VoltDB provides a number of examples to help people learn what is possible with VoltDB as well as how to use certain features. Some of these examples show specific patterns and individual features, while others are based on real-world applications. Many examples are simplified in the interest of making them better learning tools.
All of the examples in the download kit are written in Java. There are some examples that have JDBC client code in addition to VoltDB native client code, notably
voltkv. For examples in additional languages, download a client kit for a specific language. There is a list of client kits with examples on our Developers page.
These examples do not cover the complete set of VoltDB features or use cases; they are just a sample of what is possible with VoltDB. We do, however, expect to add additional examples and refinements over time. If you have feedback or suggestions related to examples, or any of the HOWTOs, send email to email@example.com, we welcome your input.
The HOWTOs directory provides short Developer and Administrator tutorials on how to use various VoltDB features, configurations, and techniques. This includes how to run the example projects on a cluster, how to run VoltDB in Docker or in the Cloud, and how to run unit tests on stored procedures. For more information, check out the README.md.
The following projects are included in the examples directory:
This application simulates a high velocity stream of impression, click-through, and conversions events that are enriched and ingested by VoltDB. Several materialized views maintain real-time aggregations on this data to provide a minutely summary for each advertiser as well as drill-down reports grouped by campaign to show detail-level metrics, costs and rates with real-time accuracy.
Ingest generated consumer purchase transaction data and use summary data from materialized views to evaluate against rules to detect possible fraud. The web dashboard shows recent alerts and their related transactions.
Ingest simulated consumer purchase transaction data and find the best matching offer to present to the consumer at the point-of-sale.
Matching offers are found using a query that joins a summary view of the account activity with this vendor (merchant) against the available offers from that vendor. The best match is determined by the priority for the offers that was set by the vendor.

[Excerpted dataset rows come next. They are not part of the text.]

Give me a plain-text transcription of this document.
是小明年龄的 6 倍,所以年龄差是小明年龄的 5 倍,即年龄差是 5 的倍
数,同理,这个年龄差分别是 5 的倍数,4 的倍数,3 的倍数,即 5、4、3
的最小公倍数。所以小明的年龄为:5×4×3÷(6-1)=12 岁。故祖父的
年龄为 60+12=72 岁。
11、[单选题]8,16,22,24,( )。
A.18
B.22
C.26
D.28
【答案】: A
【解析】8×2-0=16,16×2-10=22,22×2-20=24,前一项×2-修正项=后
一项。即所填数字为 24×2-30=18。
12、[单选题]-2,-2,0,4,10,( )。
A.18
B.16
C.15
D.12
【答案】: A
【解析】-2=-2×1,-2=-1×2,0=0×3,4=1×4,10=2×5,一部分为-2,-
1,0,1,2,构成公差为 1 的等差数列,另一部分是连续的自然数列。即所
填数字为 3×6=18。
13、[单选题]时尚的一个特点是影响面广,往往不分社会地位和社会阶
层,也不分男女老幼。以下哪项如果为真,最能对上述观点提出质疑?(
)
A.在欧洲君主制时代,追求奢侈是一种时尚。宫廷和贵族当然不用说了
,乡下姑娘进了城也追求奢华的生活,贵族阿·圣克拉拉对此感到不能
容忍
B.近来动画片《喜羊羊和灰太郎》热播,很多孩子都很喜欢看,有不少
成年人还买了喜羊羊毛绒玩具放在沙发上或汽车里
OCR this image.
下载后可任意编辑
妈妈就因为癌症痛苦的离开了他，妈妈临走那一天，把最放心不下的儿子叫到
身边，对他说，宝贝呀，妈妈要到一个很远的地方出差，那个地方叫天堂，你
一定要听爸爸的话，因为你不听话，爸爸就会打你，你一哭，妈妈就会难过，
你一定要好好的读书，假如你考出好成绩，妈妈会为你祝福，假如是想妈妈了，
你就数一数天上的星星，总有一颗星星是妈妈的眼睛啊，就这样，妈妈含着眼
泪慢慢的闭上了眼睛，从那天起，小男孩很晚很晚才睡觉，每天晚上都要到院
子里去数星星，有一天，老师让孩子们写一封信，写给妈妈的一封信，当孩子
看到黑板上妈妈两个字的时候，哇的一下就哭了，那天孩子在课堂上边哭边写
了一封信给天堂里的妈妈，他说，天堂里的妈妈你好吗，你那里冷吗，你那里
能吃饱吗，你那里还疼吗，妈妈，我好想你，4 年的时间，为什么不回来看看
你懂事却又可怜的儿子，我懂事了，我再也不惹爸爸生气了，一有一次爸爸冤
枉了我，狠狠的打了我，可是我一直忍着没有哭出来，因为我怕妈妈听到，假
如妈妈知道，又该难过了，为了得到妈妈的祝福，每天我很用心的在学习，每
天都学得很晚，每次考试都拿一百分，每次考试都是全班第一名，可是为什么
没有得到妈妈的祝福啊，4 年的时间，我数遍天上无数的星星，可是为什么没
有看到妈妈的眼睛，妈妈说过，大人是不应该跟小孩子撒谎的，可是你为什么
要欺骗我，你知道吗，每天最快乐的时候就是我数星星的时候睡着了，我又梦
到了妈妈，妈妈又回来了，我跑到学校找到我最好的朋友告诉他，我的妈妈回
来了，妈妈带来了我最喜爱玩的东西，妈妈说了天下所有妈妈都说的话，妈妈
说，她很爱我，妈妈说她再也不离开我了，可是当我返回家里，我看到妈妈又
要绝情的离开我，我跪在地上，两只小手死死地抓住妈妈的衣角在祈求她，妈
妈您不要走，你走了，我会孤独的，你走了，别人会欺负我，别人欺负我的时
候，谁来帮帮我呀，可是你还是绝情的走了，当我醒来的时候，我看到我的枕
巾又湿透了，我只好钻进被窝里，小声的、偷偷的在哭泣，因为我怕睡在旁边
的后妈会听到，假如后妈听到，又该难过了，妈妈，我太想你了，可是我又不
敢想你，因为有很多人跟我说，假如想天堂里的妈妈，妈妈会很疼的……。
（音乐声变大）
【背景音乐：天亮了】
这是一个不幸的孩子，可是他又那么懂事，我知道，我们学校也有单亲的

The Callcenter VoltDB application processes begin and end call events from a call center. Pair/join events in VoltDB create a definitive record of completed calls. Note that this app uses unrealistic call data -- the average call time is 5s by default -- to make the simulation interesting in a two-minute example run.
Use VoltDB's strong consistency and stored procedure logic to compute a running standard deviation on call length by agent. This is not a trivial thing to compute without strong consistency. Thankfully VoltDB provides strong consistency, making solving this problem much easier. The provided HTML dashboard shows a top-N list of agents by standard deviation.
ContentionMark is a small VoltDB application that measures VoltDB throughput under extreme contention. By default, ContentionMark creates one row, then updates it as fast as VoltDB will let it, one transaction per update.
It's also the smallest example we have, for what it's worth!
This example demonstrates geospatial functionality that was added to VoltDB in version 6.0. The problem space for this demo is serving ads to many mobile device users based on their location, in real time.
This example shows how to use flexible schema and JSON within a VoltDB application.
This application performs high velocity transaction processing for metro cards. These transactions include card swipes and new card generation.
NBBO is the National Best Bid and Offer, defined as the lowest available ask price and highest available bid price across the participating markets for a given security. Brokers should route trade orders to the market with the best price, and by law must guarantee customers the best available price.
The example includes a web dashboard that shows the real-time NBBO for a security and the latest available prices from each exchange.
This application simulates a simple position keeper application that maintains the positions of portfolios that are updated frequently as trades and price changes occur.
This example counts unique device ids as they stream into VoltDB. It demonstrates VoltDB's stream processing power and the use of external libraries in Java stored procedures. It is loosely based on a real problem previously solved using the Lambda architecture.
This directory contains the sources for a "Key-Value" implementation in VoltDB along with a simple benchmark.
VoltKV includes synchronous, asynchronous and JDBC versions of the client code.
This example is a simulation of a telephone based voting process where callers are allowed a limited number of votes.
Voter includes synchronous, asynchronous and JDBC versions of the client code.
This example shows an application that takes in time-series data, runs analytic queries over several time-windows, and deletes older data as it either ages out or passes a rowcount threshold.
A modified version of the windowing example that demonstrates the V5 feature that lets users define how to age out old tuples using a special row-count constraint on the table definition. This example has no Java stored procedures.
Each example contains a README.md file with full instructions for running, building, etc.
The examples all contain a bash script file named "run.sh" that contains functions for doing most things. This is generally only strictly needed for running the client apps, but can be a useful reference for other operations.
The following steps will run an example:
- Make sure "bin" inside the VoltDB kit is in your path.
- Type "voltdb create --force" to start an empty, single-node VoltDB server.
- Open a second terminal window in the same working directory.
- Type "sqlcmd < ddl.sql" to load the schema and the jarfile of procedures into VoltDB.
- Type "./run.sh client" to run the client code.
Typing "./run.sh help" will also show the available targets for each example.
When finished, hit Ctrl-C in the server terminal window to stop the VoltDB database.